君がいるから



   * * *


 コンコンコンッ


 コンコンコンッ


(もう……また……か)

「入りまーすっ」

 カチャッ ギーッ

 扉の握りをゆっくりと回し、そーっと押し開く。一度、中を覗いた場所は薄暗く、辺りを少し細めた目で見渡し足を踏み入れた。
 ――ここ3日間、幾度と訪れた部屋。

「あれ? ここにいない――っということは」

 扉を静かに閉め、薄暗い中に次第に慣れてくると、物の形などが見え始めて来る。例えば、床に散乱した本の塔。

「……あっちかな」

 部屋の中を注意深く歩く。

(ここ、掃除しなきゃ駄目だなぁ。若干――どころじゃないか、かなり埃っぽい。これじゃあ、具合も良くなるものも良くならない)

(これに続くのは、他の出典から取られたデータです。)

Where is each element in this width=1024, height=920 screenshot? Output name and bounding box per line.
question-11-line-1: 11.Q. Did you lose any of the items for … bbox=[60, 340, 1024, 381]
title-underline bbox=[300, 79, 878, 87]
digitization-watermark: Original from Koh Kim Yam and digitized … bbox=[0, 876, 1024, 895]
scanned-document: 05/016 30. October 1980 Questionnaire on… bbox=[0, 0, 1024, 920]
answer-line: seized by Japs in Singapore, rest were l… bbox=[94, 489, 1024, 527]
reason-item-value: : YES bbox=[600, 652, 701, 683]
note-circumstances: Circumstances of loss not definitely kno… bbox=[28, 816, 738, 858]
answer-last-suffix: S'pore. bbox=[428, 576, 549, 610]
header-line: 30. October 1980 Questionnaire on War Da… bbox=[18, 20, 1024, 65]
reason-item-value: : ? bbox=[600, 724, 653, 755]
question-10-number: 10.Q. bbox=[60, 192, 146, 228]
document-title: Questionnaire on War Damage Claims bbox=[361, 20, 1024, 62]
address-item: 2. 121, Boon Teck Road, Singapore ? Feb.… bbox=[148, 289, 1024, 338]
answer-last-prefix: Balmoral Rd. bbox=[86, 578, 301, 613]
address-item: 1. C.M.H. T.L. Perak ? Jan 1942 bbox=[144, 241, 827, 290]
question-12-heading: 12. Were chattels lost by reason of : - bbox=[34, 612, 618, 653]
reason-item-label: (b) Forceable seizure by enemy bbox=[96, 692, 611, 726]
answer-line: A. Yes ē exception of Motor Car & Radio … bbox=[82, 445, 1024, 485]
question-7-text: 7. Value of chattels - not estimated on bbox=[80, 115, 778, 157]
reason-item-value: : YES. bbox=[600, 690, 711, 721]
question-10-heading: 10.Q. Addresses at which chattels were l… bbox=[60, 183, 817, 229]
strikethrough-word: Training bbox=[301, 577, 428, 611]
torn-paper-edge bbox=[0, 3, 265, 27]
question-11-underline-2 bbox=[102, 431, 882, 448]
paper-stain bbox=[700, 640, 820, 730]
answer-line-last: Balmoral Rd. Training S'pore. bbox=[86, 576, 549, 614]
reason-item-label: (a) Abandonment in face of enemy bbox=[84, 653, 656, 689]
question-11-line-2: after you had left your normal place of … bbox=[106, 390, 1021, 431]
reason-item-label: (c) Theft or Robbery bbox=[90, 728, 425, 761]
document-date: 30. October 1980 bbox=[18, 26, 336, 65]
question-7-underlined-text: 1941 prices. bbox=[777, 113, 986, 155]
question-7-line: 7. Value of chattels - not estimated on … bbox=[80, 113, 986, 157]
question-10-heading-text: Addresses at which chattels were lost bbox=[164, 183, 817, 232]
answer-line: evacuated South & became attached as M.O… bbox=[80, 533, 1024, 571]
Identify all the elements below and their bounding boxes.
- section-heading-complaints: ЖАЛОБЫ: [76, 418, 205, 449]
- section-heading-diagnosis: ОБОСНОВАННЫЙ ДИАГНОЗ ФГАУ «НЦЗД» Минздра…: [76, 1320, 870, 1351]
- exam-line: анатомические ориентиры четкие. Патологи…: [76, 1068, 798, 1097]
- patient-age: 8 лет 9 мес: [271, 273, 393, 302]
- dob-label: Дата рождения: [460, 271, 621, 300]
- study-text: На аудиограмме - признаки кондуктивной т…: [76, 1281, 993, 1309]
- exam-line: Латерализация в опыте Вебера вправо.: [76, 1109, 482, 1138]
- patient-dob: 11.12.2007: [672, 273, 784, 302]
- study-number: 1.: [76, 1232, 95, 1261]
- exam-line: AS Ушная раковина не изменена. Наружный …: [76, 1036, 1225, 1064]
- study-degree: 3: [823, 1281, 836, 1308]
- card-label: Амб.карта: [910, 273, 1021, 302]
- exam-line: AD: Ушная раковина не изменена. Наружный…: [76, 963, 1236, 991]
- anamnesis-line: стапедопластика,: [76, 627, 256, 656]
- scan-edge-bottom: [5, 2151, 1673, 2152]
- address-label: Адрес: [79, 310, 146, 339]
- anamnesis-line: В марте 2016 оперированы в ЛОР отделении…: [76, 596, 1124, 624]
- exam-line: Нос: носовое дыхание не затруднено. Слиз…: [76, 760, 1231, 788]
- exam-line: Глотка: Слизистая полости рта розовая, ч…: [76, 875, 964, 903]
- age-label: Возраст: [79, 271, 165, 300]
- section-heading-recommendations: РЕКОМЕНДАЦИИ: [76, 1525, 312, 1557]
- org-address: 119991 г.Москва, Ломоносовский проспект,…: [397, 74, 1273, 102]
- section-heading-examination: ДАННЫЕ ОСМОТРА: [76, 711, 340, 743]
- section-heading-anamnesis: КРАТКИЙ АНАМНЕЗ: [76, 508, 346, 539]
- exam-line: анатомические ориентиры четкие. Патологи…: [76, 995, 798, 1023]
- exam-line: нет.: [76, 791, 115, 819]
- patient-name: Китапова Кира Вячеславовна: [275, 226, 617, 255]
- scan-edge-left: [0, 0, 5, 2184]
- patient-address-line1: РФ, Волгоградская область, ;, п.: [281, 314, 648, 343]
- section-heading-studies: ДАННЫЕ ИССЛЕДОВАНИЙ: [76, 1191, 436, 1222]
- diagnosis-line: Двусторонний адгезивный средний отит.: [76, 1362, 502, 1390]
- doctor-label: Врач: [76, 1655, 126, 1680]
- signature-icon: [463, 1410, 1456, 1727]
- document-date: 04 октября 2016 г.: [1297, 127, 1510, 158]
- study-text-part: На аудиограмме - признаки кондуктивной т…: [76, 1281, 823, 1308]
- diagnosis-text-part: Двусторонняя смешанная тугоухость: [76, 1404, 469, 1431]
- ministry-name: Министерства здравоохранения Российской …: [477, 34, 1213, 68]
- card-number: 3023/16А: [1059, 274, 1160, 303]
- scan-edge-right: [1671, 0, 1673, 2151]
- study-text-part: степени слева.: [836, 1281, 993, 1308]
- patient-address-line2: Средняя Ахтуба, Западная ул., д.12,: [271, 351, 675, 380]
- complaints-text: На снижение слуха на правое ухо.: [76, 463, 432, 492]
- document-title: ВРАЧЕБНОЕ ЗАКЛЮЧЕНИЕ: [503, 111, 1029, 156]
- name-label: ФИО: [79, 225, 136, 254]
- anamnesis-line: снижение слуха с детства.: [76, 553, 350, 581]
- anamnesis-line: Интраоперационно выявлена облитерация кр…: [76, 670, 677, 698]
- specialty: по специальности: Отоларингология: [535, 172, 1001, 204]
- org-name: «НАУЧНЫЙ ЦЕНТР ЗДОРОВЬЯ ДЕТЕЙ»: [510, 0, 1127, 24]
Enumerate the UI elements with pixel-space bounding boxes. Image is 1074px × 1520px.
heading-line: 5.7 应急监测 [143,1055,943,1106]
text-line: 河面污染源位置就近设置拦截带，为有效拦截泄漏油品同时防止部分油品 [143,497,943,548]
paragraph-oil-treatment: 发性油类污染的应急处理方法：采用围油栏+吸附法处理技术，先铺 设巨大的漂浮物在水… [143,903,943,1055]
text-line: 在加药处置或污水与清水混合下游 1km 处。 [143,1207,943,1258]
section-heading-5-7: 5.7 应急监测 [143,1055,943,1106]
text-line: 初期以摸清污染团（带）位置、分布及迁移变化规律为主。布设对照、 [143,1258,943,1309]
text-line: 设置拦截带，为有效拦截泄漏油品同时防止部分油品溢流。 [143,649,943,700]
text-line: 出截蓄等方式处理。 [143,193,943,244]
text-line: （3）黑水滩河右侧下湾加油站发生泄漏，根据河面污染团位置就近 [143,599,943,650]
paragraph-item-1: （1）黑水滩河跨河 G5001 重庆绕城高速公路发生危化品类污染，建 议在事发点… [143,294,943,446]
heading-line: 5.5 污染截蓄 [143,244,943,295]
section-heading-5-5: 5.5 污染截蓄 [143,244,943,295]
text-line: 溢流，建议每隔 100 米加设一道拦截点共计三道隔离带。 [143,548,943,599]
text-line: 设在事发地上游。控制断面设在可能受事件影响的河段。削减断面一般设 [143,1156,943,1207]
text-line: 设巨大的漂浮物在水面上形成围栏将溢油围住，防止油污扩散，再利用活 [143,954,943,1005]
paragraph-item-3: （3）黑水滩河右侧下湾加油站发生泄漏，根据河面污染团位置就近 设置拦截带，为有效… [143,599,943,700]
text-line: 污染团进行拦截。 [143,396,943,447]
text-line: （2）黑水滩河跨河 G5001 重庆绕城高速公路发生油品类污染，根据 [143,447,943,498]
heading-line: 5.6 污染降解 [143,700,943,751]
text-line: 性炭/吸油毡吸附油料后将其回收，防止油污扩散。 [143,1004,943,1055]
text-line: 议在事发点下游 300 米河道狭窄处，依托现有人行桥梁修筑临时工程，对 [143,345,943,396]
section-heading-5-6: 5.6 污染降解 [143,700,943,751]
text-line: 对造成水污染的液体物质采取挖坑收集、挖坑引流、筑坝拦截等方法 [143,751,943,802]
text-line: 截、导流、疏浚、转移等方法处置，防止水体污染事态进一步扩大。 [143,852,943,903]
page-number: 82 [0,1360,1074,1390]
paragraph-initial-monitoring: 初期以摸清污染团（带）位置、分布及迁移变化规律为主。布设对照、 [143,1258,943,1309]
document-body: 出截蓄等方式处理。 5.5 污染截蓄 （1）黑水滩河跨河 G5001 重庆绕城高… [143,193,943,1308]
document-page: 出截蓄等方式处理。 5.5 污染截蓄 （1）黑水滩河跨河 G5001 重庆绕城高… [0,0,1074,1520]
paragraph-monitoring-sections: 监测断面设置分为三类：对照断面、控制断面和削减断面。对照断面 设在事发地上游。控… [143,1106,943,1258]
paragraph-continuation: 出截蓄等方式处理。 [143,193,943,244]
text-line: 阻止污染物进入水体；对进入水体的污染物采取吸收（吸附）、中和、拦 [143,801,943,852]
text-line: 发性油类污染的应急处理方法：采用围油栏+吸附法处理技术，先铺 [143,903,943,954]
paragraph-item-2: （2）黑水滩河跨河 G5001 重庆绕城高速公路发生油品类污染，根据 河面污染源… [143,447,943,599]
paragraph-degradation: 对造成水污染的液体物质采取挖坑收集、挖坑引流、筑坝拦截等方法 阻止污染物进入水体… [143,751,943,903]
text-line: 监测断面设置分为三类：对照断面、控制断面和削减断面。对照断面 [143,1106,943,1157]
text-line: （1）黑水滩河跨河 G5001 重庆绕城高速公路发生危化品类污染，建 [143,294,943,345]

 足元に散乱する本、薄暗く空気が淀んでる部屋――ほんの少しいるだけで気分が滅入ってしまう。この空間が彼にとっては癒しなんだろうけど。
 ――昨日、散乱した本を勝手に触って片付けてたら、怒られて部屋から追い出されてしまったのを思い出すうちに、目的の場所へと辿り着く。開きっぱなしの扉から、また顔だけを覗かせる。奥まった場所にある、小さなランプのオレンジの灯りが、部屋の内情を教えてくれた。
 だだっ広い部屋に、ここもまた様々な本が辺りに散乱し、その本達に囲まれるようにしてキングサイズのベッドが1つ。やたら広いベットその中央には――ポツンと出来た一つの膨らみ。音をなるべく立てないよう、大理石で出来た床へ踵を静かに下ろしゆっくりと歩み寄り始める。足を踏み出すも、本達に行く道を妨害され、歩く――というより、大股、小股とつま先で重なった本の隙間を見つけながら、先へと進む。

(やっぱり、明日から掃除を始めること決定)

 何とかベッドサイドまで辿り着き、上掛けで顔は隠しているけれど、灯りの色に染められた柔らかなそうな髪がこっそり出ているのを目にする。